CRISPR-Cas biosensors have emerged as a transformative technology for nucleic acid detection, offering high specificity, sensitivity, and rapid results. These systems leverage the programmable nature of CRISPR-associated (Cas) proteins to identify target sequences, making them ideal for diagnosing infectious diseases such as SARS-CoV-2. A key feature enabling their utility is collateral cleavage activity, where upon target recognition, the Cas enzyme indiscriminately degrades nearby single-stranded nucleic acids. This property amplifies detection signals and facilitates integration with various readout mechanisms, including electrochemical and optical systems.

Collateral cleavage is central to CRISPR-based diagnostics. For example, Cas12 and Cas13 proteins exhibit trans-cleavage behavior, where activation by a target RNA or DNA triggers non-specific cutting of reporter molecules. These reporters are often fluorescent or chemically labeled oligonucleotides, producing measurable signals upon cleavage. In fluorescent readouts, collateral activity releases quenched fluorophores, generating a quantifiable light signal. Electrochemical approaches leverage cleavage-induced changes in conductivity or redox reactions, enabling portable and low-cost detection. The combination of CRISPR specificity with signal amplification through collateral cleavage allows detection limits as low as attomolar concentrations, rivaling traditional PCR in sensitivity while eliminating the need for thermocycling.

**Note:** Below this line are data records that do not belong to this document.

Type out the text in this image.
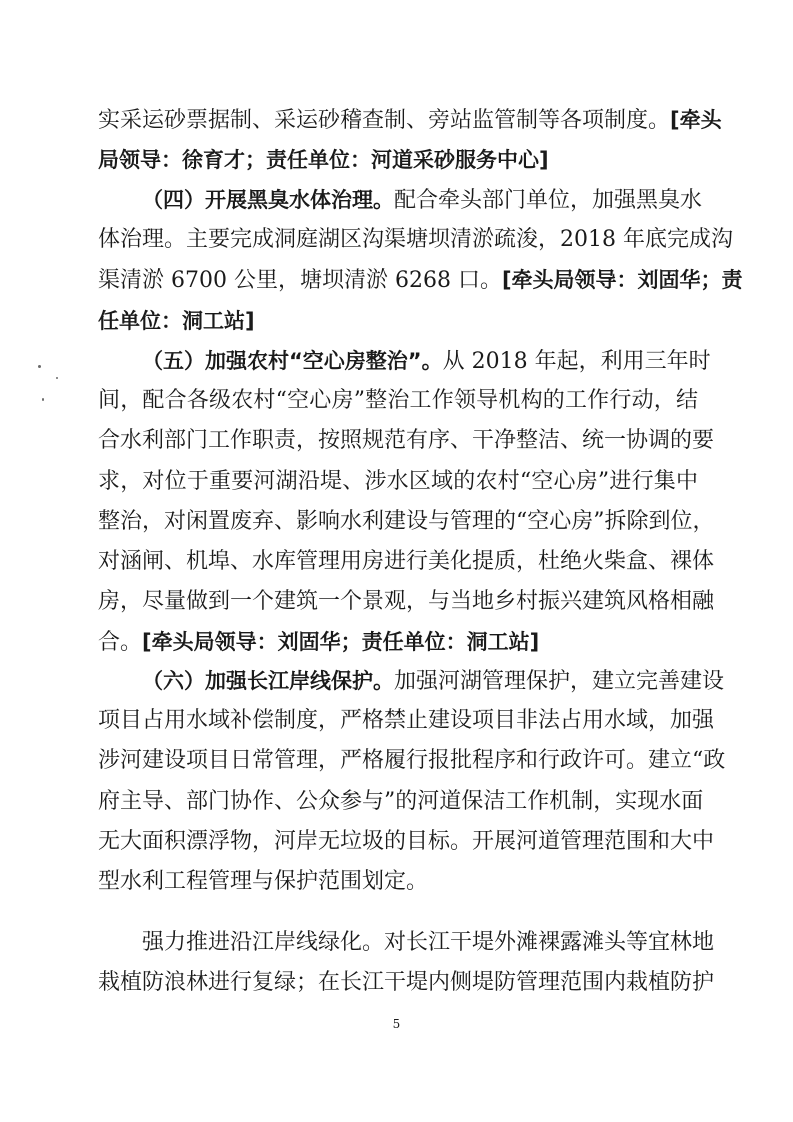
实采运砂票据制、采运砂稽查制、旁站监管制等各项制度。[牵头
局领导：徐育才；责任单位：河道采砂服务中心]
（四）开展黑臭水体治理。配合牵头部门单位，加强黑臭水
体治理。主要完成洞庭湖区沟渠塘坝清淤疏浚，2018 年底完成沟
渠清淤 6700 公里，塘坝清淤 6268 口。[牵头局领导：刘固华；责
任单位：洞工站]
（五）加强农村“空心房整治”。从 2018 年起，利用三年时
间，配合各级农村“空心房”整治工作领导机构的工作行动，结
合水利部门工作职责，按照规范有序、干净整洁、统一协调的要
求，对位于重要河湖沿堤、涉水区域的农村“空心房”进行集中
整治，对闲置废弃、影响水利建设与管理的“空心房”拆除到位，
对涵闸、机埠、水库管理用房进行美化提质，杜绝火柴盒、裸体
房，尽量做到一个建筑一个景观，与当地乡村振兴建筑风格相融
合。[牵头局领导：刘固华；责任单位：洞工站]
（六）加强长江岸线保护。加强河湖管理保护，建立完善建设
项目占用水域补偿制度，严格禁止建设项目非法占用水域，加强
涉河建设项目日常管理，严格履行报批程序和行政许可。建立“政
府主导、部门协作、公众参与”的河道保洁工作机制，实现水面
无大面积漂浮物，河岸无垃圾的目标。开展河道管理范围和大中
型水利工程管理与保护范围划定。
强力推进沿江岸线绿化。对长江干堤外滩裸露滩头等宜林地
栽植防浪林进行复绿；在长江干堤内侧堤防管理范围内栽植防护
5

Optical and electrochemical readouts are the most widely adopted for CRISPR diagnostics. Optical systems typically rely on fluorescence or colorimetric changes. For instance, lateral flow assays incorporate gold nanoparticles or colored dyes that become visible when reporters are cleaved, providing a simple yes/no result. Fluorescence-based platforms offer higher sensitivity, often quantified using handheld fluorimeters. Electrochemical biosensors translate collateral activity into electrical signals via electrodes functionalized with nucleic acid reporters. Cleavage alters the electrode surface, modulating current or impedance. These systems are advantageous for point-of-care applications due to their miniaturization potential and compatibility with smartphone-based analysis.

Point-of-care applications of CRISPR biosensors have gained prominence during the COVID-19 pandemic. Portable devices such as SHERLOCK (Specific High-sensitivity Enzymatic Reporter unLOCKing) and DETECTR (DNA Endonuclease Targeted CRISPR Trans Reporter) demonstrate the feasibility of rapid, equipment-free testing. Recent advancements include handheld CRISPR diagnostic devices integrating microfluidics and smartphone detection. For example, some systems use disposable cartridges for sample preparation, CRISPR reaction, and optical readout, delivering results within 30-60 minutes. These innovations address critical needs in resource-limited settings, where access to centralized laboratories is constrained.

Despite their promise, CRISPR biosensors face challenges, particularly off-target effects and limited multiplexing capability. Off-target activity occurs when Cas proteins cleave sequences resembling the target, leading to false positives. Strategies to mitigate this include improved guide RNA design, engineered high-fidelity Cas variants, and stringent reaction conditions. Multiplexing, or simultaneous detection of multiple targets, remains technically challenging due to signal crosstalk and the need for orthogonal CRISPR systems. Recent progress involves using distinct Cas proteins or combining CRISPR with other amplification methods to enable multi-pathogen detection.

Recent handheld CRISPR devices highlight the technology’s potential for decentralized diagnostics. Examples include battery-operated systems with integrated heating modules for isothermal amplification and CRISPR detection, enabling field deployment. Some devices employ paper-based fluidics to simplify sample handling, while others leverage smartphone cameras for signal quantification. These developments underscore a shift toward user-friendly, scalable diagnostic tools that could revolutionize infectious disease surveillance.

In summary, CRISPR-Cas biosensors represent a paradigm shift in nucleic acid detection, combining precision with adaptability for point-of-care use. Collateral cleavage activity enables sensitive and versatile readouts, while ongoing advancements in device miniaturization address practical challenges. However, overcoming off-target effects and achieving robust multiplexing are critical for broader adoption. As handheld CRISPR diagnostics evolve, their impact on global health, particularly in pandemic response and low-resource settings, is poised to grow significantly.